Plus les mois passaient, plus le projet de Sonia menaçait de prendre toute la place. Elle en parlait avec une telle exaltation qu'il ne pouvait que le trouver formidable. Plus qu'un projet, ce serait, elle le pressentait, un engagement total. Assis sur le parapet du front de mer, ils battaient des pieds dans le vide, face à l'océan.

- ... combattre le racisme, la xénophobie et la discrimination. Ce sera la première organisation de femmes dans les bateyes. J'ai déjà trouvé le nom, ce sera le MUDHA (1), le Mouvement des femmes dominico-haïtiennes, expliquait Sonia. Qu'en penses-tu ?
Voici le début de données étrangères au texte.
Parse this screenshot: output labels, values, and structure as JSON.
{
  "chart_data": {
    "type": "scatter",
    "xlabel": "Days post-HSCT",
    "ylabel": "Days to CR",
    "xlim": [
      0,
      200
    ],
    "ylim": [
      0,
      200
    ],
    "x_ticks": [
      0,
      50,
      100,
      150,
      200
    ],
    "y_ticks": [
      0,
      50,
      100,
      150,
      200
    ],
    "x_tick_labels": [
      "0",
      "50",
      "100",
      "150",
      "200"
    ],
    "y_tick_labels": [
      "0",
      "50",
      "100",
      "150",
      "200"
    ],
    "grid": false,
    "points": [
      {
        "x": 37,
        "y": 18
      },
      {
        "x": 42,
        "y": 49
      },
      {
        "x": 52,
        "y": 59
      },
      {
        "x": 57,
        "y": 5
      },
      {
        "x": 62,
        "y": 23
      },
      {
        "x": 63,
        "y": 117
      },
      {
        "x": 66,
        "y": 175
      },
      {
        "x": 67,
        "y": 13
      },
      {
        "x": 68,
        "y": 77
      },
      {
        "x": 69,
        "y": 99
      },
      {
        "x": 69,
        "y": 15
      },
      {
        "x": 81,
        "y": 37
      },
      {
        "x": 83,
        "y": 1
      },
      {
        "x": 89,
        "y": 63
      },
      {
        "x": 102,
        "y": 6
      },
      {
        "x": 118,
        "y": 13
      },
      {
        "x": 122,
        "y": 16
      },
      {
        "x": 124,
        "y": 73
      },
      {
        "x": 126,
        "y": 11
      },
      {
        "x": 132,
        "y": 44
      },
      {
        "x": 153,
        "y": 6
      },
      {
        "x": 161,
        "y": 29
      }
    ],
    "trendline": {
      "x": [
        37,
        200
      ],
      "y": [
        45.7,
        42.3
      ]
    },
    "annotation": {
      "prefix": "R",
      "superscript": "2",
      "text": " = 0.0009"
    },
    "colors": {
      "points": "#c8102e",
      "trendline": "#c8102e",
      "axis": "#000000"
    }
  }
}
- MUDHA, ça sonne bien, c'est court, facile à mémoriser...

- ... et à prononcer dans toutes les langues.

Sonia avait d'ores et déjà compris que sa voix devrait porter au-delà des côtes de l'île.

- Ce sera une organisation associative qui contribuera à éveiller la conscience de l'opinion publique dominicaine et internationale sur le sort injuste et la précarité des travailleurs des bateyes.

- Un vrai plaidoyer !

Sonia acquiesça, sourire aux lèvres.

- Je ne vais pas attendre d'avoir mon diplôme, j'ai décidé de faire les premières démarches et de déposer les statuts lors de mon prochain voyage. Comme ça, la structure sera opérationnelle dès mon retour. J'ai hâte.

- Passe tes examens d'abord, comme dirait mon prof !

Sonia leva les yeux au ciel. Evidemment qu'elle allait bûcher ses matières. Elle comptait bien rentrer en République dominicaine bardée de son diplôme de juriste.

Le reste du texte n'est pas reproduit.